Comparison of UV and high-energy ion irradiation of methanol:ammonia ice

TL;DR

This study compares the effects of high-energy ion and UV photon irradiation on methanol:ammonia ice, revealing similar chemical products and highlighting the dominant formation of CO in ion irradiation, which aids astrophysical ice chemistry modeling.

Contribution

It provides a direct comparison of ion and UV irradiation effects on astrophysical ice analogs using in situ spectroscopy, showing their similar chemical outcomes and simplifying space ice chemistry models.

Findings

Organic species are produced by both irradiation types.

CO formation is more prominent in ion irradiation.

Product formation depends weakly on irradiation type for some compositions.

Abstract

The main goal of this work is to compare the effects induced in ices of astrophysical relevance by high-energy ions, simulating cosmic rays, and by vacuum ultraviolet (UV) photons.
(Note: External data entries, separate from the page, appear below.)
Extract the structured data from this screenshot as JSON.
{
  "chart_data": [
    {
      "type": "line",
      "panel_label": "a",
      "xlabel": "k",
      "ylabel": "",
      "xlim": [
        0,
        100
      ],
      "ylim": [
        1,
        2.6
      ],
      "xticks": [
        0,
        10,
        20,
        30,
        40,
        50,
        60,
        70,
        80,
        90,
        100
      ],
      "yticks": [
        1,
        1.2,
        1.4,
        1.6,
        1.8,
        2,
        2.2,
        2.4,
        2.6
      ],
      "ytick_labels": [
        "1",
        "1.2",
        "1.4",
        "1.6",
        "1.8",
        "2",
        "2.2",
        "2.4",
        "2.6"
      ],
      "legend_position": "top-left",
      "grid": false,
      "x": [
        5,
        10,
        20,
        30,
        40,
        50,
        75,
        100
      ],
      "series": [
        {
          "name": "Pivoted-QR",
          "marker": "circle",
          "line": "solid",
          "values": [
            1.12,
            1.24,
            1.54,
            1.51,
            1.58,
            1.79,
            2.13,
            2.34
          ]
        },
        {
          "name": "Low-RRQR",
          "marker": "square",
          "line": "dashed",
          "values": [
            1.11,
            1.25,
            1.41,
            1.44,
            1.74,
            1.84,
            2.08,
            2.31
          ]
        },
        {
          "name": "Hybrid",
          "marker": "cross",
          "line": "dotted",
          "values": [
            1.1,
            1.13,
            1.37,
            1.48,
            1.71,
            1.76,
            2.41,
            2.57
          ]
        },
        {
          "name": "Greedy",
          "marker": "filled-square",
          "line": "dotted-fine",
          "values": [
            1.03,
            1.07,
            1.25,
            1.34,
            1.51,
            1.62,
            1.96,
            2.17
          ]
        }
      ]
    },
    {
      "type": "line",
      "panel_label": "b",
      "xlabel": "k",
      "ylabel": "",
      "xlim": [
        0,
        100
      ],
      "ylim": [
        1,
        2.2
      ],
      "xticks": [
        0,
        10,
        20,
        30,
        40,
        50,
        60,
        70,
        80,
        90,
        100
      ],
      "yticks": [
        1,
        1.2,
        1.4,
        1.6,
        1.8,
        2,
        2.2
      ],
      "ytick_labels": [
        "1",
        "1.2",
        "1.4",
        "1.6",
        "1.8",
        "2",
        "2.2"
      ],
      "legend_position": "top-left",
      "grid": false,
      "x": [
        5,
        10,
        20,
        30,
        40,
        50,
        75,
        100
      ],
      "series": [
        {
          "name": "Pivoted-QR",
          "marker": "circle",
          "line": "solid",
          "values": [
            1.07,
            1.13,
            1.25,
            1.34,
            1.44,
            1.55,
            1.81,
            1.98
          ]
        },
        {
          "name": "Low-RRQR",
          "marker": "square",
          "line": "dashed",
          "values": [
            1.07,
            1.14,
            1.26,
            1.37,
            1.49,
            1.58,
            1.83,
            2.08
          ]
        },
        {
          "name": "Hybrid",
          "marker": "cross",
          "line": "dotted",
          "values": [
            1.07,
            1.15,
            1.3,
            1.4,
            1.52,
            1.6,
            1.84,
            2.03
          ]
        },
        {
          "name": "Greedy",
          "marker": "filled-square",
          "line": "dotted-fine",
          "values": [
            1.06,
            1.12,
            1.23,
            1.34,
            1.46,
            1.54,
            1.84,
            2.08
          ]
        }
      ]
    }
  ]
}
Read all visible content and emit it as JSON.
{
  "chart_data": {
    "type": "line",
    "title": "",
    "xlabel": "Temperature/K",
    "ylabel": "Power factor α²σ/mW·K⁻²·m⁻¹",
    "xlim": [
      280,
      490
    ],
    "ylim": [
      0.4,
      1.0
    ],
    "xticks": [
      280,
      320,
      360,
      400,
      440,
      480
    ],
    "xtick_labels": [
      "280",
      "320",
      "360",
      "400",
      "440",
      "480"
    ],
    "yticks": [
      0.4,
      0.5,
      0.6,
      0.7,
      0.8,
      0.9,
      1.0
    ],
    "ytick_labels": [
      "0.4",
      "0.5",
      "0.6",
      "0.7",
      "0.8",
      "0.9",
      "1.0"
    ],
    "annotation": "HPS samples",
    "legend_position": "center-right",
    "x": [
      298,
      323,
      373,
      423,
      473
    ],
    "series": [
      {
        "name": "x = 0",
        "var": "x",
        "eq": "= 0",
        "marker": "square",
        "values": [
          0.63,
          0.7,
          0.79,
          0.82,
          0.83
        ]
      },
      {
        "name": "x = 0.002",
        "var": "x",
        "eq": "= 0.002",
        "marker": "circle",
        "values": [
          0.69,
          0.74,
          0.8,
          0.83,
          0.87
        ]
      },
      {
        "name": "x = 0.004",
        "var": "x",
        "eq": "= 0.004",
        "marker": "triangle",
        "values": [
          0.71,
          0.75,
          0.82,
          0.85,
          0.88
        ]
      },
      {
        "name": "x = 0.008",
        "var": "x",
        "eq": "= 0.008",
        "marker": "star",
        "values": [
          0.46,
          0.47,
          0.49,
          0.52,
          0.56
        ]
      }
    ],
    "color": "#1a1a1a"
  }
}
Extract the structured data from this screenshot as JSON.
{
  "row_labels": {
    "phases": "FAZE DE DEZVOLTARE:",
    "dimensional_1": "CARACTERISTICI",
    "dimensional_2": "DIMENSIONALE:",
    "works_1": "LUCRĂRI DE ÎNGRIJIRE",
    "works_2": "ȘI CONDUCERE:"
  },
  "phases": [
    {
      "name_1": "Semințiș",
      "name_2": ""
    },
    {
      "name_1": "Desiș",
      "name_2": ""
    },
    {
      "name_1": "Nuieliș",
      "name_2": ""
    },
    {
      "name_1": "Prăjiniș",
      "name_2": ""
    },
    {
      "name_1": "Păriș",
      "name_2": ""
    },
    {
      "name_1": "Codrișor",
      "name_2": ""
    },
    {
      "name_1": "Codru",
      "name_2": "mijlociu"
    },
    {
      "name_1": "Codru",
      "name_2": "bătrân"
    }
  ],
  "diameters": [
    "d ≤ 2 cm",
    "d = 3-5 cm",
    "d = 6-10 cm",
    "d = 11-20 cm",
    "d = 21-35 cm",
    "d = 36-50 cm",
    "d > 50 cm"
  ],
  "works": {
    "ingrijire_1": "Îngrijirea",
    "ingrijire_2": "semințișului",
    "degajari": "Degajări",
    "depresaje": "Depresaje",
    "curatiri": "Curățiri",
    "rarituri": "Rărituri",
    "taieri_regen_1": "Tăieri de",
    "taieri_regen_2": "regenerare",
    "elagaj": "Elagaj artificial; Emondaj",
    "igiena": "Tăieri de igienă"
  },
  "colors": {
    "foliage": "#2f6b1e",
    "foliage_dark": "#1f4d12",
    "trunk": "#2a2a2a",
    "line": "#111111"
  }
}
This comparison relies on in situ infrared spectroscopy of irradiated CH3OH:NH3 ice. Swift heavy ions were provided by the GANIL accelerator. The source of UV was a microwave-stimulated hydrogen flow discharge lamp. The deposited energy doses were similar for ion beams and UV photons to allow a direct comparison. A variety of organic species was detected during irradiation and later during ice warm-up. These products are common to ion and UV irradiation for doses up to a few tens of eV per molecule. Only the relative abundance of the CO product, after ice irradiation, was clearly higher in the ion irradiation experiments. For some ice mixture compositions, the irradiation products formed depend only weakly on the type of irradiation, swift heavy ions, or UV photons. This simplifies the chemical modeling of energetic ice processing in space.